Upstairs

by Ron Carey

Lying on the bed with my mother,
Wearing my father’s Alpaca overcoat.
Here, Upstairs, where the air is old
And the blue-painted radiators are singing
And the cold cream is liquefying on the dressing table.
My mother can no longer take the cold.

My father was my age when he died.
I look like him everyone says I look SO like him everyone says.
I had to think when she asked me to wear the coat,
For a moment I had to think about it like I didn’t know what she meant.
It was then she called me Danny too many times Danny she called me.
Please, Danny, she said.
So I put on the coat.

She wants to lie down the pain for a moment, just for a moment,
On to the pink candlewick spread, Upstairs, where her body will not take her.
So I lift her in my arms. So light. Oh! Sarah you are SO light. I carry her.
Up. To the age before one is old.
Up where Sarah and Danny once moved in the fluid
Of young bodies and slept, hot to the touch.

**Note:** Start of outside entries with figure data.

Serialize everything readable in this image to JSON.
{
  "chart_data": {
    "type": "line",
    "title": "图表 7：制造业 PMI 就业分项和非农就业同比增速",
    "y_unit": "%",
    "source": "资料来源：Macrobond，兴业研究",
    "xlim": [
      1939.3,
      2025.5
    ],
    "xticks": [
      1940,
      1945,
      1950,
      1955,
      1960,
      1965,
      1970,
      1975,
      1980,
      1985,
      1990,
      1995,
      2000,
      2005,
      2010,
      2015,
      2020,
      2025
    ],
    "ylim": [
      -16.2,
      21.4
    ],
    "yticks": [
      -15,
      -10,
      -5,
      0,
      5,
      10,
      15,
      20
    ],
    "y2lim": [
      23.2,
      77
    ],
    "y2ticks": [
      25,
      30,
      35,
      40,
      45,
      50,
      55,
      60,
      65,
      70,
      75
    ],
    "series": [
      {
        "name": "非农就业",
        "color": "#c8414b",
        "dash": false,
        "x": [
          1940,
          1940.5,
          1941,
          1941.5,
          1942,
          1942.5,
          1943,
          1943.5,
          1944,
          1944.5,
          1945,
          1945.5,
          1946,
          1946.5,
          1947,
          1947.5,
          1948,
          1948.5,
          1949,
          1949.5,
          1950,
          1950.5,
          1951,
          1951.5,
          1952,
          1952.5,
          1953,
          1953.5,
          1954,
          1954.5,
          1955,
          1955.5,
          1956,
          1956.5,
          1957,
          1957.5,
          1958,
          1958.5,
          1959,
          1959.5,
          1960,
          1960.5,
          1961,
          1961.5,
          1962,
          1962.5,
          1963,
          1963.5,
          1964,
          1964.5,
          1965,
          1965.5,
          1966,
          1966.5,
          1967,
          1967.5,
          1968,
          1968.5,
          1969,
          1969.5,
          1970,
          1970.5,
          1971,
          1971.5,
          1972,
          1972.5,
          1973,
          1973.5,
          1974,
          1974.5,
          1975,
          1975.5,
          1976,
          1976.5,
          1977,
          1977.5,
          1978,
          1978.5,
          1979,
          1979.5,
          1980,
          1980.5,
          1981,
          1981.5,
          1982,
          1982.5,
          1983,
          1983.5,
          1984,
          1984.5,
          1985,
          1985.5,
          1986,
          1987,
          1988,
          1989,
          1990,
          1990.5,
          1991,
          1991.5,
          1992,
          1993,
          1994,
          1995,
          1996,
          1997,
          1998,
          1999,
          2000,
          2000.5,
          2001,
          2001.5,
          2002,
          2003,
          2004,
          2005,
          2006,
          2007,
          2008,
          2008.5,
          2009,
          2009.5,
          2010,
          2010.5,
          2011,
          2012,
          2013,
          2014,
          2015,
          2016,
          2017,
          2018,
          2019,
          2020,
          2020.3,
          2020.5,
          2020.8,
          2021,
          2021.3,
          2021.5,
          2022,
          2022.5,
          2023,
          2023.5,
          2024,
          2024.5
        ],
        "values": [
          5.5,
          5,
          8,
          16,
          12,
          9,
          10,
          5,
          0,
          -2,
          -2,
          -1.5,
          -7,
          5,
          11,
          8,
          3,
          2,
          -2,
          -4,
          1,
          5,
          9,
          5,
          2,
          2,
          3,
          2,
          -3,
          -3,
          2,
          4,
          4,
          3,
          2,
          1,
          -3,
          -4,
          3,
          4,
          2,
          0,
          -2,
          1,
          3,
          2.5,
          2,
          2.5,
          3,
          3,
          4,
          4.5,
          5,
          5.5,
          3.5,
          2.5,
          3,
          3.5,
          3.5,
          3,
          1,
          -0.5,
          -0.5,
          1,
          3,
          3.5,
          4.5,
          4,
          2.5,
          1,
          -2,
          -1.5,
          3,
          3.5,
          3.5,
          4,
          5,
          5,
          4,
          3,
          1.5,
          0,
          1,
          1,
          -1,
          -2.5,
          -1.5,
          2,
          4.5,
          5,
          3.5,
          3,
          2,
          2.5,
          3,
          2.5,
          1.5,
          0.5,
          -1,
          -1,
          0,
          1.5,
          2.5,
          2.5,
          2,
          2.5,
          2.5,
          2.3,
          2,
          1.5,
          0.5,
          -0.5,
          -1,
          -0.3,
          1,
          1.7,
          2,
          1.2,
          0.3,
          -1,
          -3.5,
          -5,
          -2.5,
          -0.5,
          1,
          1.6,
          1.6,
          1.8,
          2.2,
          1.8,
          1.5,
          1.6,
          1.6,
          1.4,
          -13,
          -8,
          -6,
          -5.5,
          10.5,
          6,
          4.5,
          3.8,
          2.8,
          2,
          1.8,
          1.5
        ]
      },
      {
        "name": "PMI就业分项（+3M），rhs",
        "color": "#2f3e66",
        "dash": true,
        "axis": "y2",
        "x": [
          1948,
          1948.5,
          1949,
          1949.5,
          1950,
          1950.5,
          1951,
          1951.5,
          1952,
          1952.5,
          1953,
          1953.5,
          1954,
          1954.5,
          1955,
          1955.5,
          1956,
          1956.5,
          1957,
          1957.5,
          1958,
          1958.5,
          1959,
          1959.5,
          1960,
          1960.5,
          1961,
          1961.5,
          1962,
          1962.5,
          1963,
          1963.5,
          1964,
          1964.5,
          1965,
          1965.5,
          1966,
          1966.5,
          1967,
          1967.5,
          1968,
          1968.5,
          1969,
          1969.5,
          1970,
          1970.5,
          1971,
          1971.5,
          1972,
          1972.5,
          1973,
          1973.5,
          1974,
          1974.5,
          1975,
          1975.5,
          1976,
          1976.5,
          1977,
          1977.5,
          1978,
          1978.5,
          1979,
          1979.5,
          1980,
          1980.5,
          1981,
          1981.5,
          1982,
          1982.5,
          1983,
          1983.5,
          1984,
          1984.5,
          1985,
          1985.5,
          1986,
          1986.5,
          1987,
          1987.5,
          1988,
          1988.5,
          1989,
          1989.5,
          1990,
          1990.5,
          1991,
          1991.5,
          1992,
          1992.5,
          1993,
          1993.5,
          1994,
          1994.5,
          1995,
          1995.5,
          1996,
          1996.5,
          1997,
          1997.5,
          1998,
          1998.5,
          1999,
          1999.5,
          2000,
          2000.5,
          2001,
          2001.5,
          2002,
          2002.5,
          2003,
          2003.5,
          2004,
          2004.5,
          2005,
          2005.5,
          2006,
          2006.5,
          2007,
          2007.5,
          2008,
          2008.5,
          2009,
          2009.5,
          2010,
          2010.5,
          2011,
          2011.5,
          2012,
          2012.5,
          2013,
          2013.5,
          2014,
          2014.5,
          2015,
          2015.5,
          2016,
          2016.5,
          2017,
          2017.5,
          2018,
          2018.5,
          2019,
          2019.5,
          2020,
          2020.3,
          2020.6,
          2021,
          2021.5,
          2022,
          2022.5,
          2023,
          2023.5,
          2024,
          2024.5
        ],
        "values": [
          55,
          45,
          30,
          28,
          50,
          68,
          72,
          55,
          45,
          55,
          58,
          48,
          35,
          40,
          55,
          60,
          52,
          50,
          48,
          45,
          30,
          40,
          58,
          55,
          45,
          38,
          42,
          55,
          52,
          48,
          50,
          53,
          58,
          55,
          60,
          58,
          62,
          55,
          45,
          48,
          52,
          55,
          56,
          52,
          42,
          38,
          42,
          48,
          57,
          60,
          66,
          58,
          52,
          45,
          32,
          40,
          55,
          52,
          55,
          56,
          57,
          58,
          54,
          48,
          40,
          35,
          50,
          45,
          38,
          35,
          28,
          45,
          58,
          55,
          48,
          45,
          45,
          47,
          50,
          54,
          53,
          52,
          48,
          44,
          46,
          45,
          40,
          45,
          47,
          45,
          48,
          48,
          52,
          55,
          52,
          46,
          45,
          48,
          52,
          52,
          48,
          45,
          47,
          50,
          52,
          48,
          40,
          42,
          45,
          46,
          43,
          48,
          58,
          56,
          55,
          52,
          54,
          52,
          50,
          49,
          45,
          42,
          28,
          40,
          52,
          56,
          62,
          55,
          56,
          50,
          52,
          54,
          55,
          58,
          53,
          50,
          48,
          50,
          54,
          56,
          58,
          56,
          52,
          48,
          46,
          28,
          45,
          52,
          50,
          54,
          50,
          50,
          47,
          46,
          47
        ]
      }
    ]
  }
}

We pretend to sleep, Danny and me,
Though I sweat in the coat and I don’t feel well.
But I stay still, for Sarah’s sake I am still.
The afternoon seagulls are mad at something in the garden.
I should investigate because they sound so near and real and mad but I can’t
Because she will not let go of his hand.

After a while, released into the darkness, I get up.
I see very little by the nibbling light of the Sacred Heart.
Sarah. Softly.
Sarah. Quietly.
Sarah. My father’s voice.
And she says nothing she says, nothing.
Leaving me, afraid
That everything might be said and done and said
And she has taken all the cold of the earth into herself.

 

From Distance. Reproduced with kind permission from Revival Press.

Forward Prizes for Poetry

Shortlisted for Best Collection 2016

Distance

Ron Carey

Buy the book

About Ron Carey

Ron Carey (b. 1948, Limerick) has been a winner or finalist in a host of poetry competitions: The Bridport Prize, Lightship International Poetry Prize, Cinnamon Press Poetry Awards, Fish International Poetry Prize, Gregory O’ Donoghue International Poetry Awards, Hugh O’Flaherty Poetry Award, iYeats Poetry Prize and the Wasafiri New Writing Prize for Poetry – the list goes on.

He says ‘there was a tradition of storytelling and reciting in the family and in the community’ which contributed to his genesis story as a writer. The poems in his shortlisted collection Distance are, he writes, ‘centred on relationships between people in Time and Space’

After a professional life that started on Shannon Industrial Estate, cutting and drilling steel, Carey took up poetry seriously in his 60s while working as a director of an engineering sales company in Dublin. He received an MA in Creative Writing in 2015. He reminds younger poets that ‘a poet does not have to come fully formed out of the workshop.’ Indeed, it is the relationship between ourselves and the world, Carey’s work implies, that produce the meaningful stuff of poetry.